Some of the rhetoric from Democratic lawmakers this week, coupled with policy positions touted by Biden administration officials, has raised concerns that President Biden might be adopting an anti-car agenda, despite his personal connection to the auto industry.
Biden’s father was a car salesman and the former vice president was a prominent supporter of the 2008 General Motors bailout. The federal government ultimately lost $11.2 billion on the bailout, but Biden and former President Obama have argued that it saved the American auto industry from collapse during the Great Recession.
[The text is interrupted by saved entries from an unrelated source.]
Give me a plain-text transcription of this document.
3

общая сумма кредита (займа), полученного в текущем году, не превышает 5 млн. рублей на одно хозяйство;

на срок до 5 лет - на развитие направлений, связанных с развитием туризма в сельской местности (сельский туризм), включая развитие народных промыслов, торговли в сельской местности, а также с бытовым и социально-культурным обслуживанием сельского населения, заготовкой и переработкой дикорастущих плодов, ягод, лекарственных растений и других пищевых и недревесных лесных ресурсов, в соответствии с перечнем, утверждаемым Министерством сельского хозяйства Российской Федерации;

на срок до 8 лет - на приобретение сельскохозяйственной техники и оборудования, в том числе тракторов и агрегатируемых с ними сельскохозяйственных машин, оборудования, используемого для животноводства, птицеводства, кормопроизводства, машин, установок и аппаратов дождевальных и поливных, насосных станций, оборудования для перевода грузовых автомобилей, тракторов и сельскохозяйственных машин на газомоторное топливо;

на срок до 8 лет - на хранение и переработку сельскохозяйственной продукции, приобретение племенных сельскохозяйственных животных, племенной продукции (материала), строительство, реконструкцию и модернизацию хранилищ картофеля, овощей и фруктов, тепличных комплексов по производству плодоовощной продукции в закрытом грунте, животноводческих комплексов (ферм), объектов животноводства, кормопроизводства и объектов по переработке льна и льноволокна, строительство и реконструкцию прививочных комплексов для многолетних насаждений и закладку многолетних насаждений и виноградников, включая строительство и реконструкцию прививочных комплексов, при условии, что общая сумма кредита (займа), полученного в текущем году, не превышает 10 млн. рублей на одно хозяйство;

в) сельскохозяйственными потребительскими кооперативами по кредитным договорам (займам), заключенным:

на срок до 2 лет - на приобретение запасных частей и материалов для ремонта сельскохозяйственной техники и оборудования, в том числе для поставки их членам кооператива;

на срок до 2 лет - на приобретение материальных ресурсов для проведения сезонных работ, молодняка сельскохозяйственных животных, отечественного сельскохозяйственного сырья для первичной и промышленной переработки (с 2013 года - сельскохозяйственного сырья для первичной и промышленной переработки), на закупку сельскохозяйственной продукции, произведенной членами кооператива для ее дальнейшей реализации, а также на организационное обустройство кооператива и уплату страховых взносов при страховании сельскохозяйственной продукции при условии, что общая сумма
In January, Transportation Secretary Pete Buttigieg suggested a vehicle miles traveled fee that would tax drivers for the amount of miles they drive as a way to pay for Biden’s infrastructure plan. He later said that proposal was off the table, but the funding mechanism for Biden’s $2.25 American Jobs Plan is still not solidified. The plan has not been drafted into formal legislation yet.
House Speaker Nancy Pelosi, who will lead the effort to win passage of Biden’s infrastructure proposal in the House, said on Thursday that the plan that passes will have people “out of their cars with more mass transit.”
Biden’s infrastructure plan will “reduce automobile usage, but also we’re investing in pedestrian and bicycle infrastructure” in a bid to “get at climate change,” Democratic D.C. Delegate Eleanor Holmes Norton said Wednesday.
Vice President Kamala Harris and Buttigieg supported an all-out ban on the sale of gas and diesel vehicles as candidates for president. Hybrid vehicles that don’t need to be plugged in for charging would be covered by such a ban. California’s two Democratic senators want Biden to formally set an end date for the sale of vehicles with gas or diesel engines in the U.S.